JAYAPURA, iNews.id – Medan juang Komando Pasukan Khusus (Kopassus) tidak hanya di Papua. Wilayah Kalimantan juga menjadi saksi bisu kehebatan korps baret merah saat operasi Ganyang Malaysia dan pembersihan Pasukan Gerilya Rakyat Serawak (PGRS)/Pasukan Rakyat Kalimantan Utara (Paraku).
Salah satu yang merasakan kerasnya belantara Kalimantan adalah mantan Kepala Badan Intelijen Negara (BIN) Jenderal (Purn) AM Hendropriyono. Dirangkum dari buku “Operasi Sandi Yudha” abituren Akademi Militer (Akmil) 1967, dia menceritakan bagaimana dirinya menjalani salah satu misi berbahaya yakni menangkap pimpinan pasukan Barisan Rakyat (Bara) Sukirjan alias Siauw Ah San.
Saat itu, Hendropriyono selaku Komandan Prayudha Halilintar Kopasandha yang kini bernama Kopassus dan masih berpangkat Kapten menetapkan 4 Desember 1973 sebagai hari H dan pukul 04.00 adalah waktu penyergapan terhadap Sukirjan alias Siauw Ah San Cs yang diketahui berada di kampung pinggir hutan Lo Nam Kok daerah Mempawah.

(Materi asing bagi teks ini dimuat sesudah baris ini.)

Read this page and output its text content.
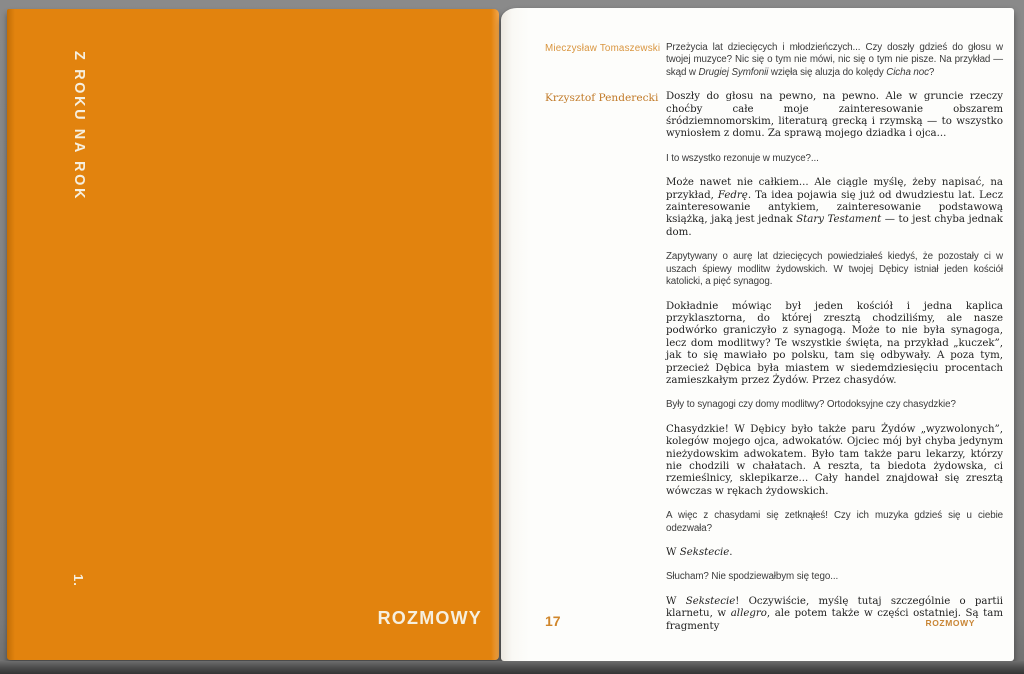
Z ROKU NA ROK
1.
ROZMOWY
Mieczysław Tomaszewski Przeżycia lat dziecięcych i młodzieńczych... Czy doszły gdzieś do głosu w twojej muzyce? Nic się o tym nie mówi, nic się o tym nie pisze. Na przykład — skąd w Drugiej Symfonii wzięła się aluzja do kolędy Cicha noc?
Krzysztof Penderecki Doszły do głosu na pewno, na pewno. Ale w gruncie rzeczy choćby całe moje zainteresowanie obszarem śródziemnomorskim, literaturą grecką i rzymską — to wszystko wyniosłem z domu. Za sprawą mojego dziadka i ojca...
I to wszystko rezonuje w muzyce?...
Może nawet nie całkiem... Ale ciągle myślę, żeby napisać, na przykład, Fedrę. Ta idea pojawia się już od dwudziestu lat. Lecz zainteresowanie antykiem, zainteresowanie podstawową książką, jaką jest jednak Stary Testament — to jest chyba jednak dom.
Zapytywany o aurę lat dziecięcych powiedziałeś kiedyś, że pozostały ci w uszach śpiewy modlitw żydowskich. W twojej Dębicy istniał jeden kościół katolicki, a pięć synagog.
Dokładnie mówiąc był jeden kościół i jedna kaplica przyklasztorna, do której zresztą chodziliśmy, ale nasze podwórko graniczyło z synagogą. Może to nie była synagoga, lecz dom modlitwy? Te wszystkie święta, na przykład „kuczek”, jak to się mawiało po polsku, tam się odbywały. A poza tym, przecież Dębica była miastem w siedemdziesięciu procentach zamieszkałym przez Żydów. Przez chasydów.
Były to synagogi czy domy modlitwy? Ortodoksyjne czy chasydzkie?
Chasydzkie! W Dębicy było także paru Żydów „wyzwolonych”, kolegów mojego ojca, adwokatów. Ojciec mój był chyba jedynym nieżydowskim adwokatem. Było tam także paru lekarzy, którzy nie chodzili w chałatach. A reszta, ta biedota żydowska, ci rzemieślnicy, sklepikarze... Cały handel znajdował się zresztą wówczas w rękach żydowskich.
A więc z chasydami się zetknąłeś! Czy ich muzyka gdzieś się u ciebie odezwała?
W Sekstecie.
Słucham? Nie spodziewałbym się tego...
W Sekstecie! Oczywiście, myślę tutaj szczególnie o partii klarnetu, w allegro, ale potem także w części ostatniej. Są tam fragmenty
17	ROZMOWY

Bersama sejumlah anggotanya, Hendropriyono melakukan infiltrasi pada 3 Desember. Para prajurit pilihan ini menyisir hutan Kalimantan yang sangat lebat. Bahkan sinar matahari pun tak mampu menembus lebatnya pepohonan.
Masing-masing prajurit membawa pisau lempar, radio handy talky (HT), senter batang sebesar pulpen, kompas, peta tembakau, garam, korek api, celdples berisi air dan P3K. Agar musuh tak bisa lolos, jarak antar pasukan pun sekitar 4 meter.
“Jarak ke sasaran sejauh 4,5 kilometer. Kami harus merayap pada pukul 16.00 melewati semak belukar yang lebat di sepanjang perjalanan,” ucapnya.
Setelah susah payah merayap, dia dan timya berhasil menjangkau persembunyian pimpinan pemberontak tersebut. Dia pun harus berduel maut dengan Siauw Ah San yang menolak untuk ditangkap.
Dalam penyerbuan itu, salah satu rekannya yakni Abdullah alias Pelda Ahmad Kongsenlani terkena bayonet Siauw Ah San dan perutnya mengalami robek. Hendropriyono pun sigap melemparkan pisau komando ke tubuh Siauw Ah San.
Sayangnya, pisau komando yang dilempar itu tidak menancap telak dan hanya memberikan luka ringan di dada kanan. Hendropriyono saat itu dalam posisi tanpa senjata di tangan dan harus merebut bayonet dari Siauw Ah San.
“Sedangkan pistol masih terselip di belakang bawah punggung,” kenang Hendropriyono.
Jika meraih pistol, Hendropriyono khawatir keduluan oleh tikaman Siaw Ah San. Dia pun mundur untuk mengambil ancang-ancang, dan menendang dada Siaw Ah San. Siauw Ah San masih sempat membalas menghujamkan bayonet ke paha kirinya. Hendropriyono mengaku dagingnya hingga tersembul keluar dan darah mengalir dari paha kaki kiri.
“Ngilu rasanya baja dingin itu menembus daging dan menusuk tulang paha saya,” ujar lulusan Akademi Militer 1967 ini.
Dalam pergumulan itu, Hendropriyono akhirnya berhasil mencabut pistol. Dia pun menembakannya ke tubuh Siauw Ah San. Dia menembak Siauw Ah San dengan dua kali tarikan picu. Hanya satu peluru yang melesat menembus perut, karena tarikan yang satu lagi macet.
“Siauw Ah San pun terhuyung-huyung,” kata ayahanda Diaz Hendropriyono ini.
Setelah Siauw Ah San berhasil dijatuhkan, rekan-rekan Hendropriyono maju mendekat. Bersama Kongsenlani, Hendropriyono yang terluka parah kemudian digotong oleh yang lain.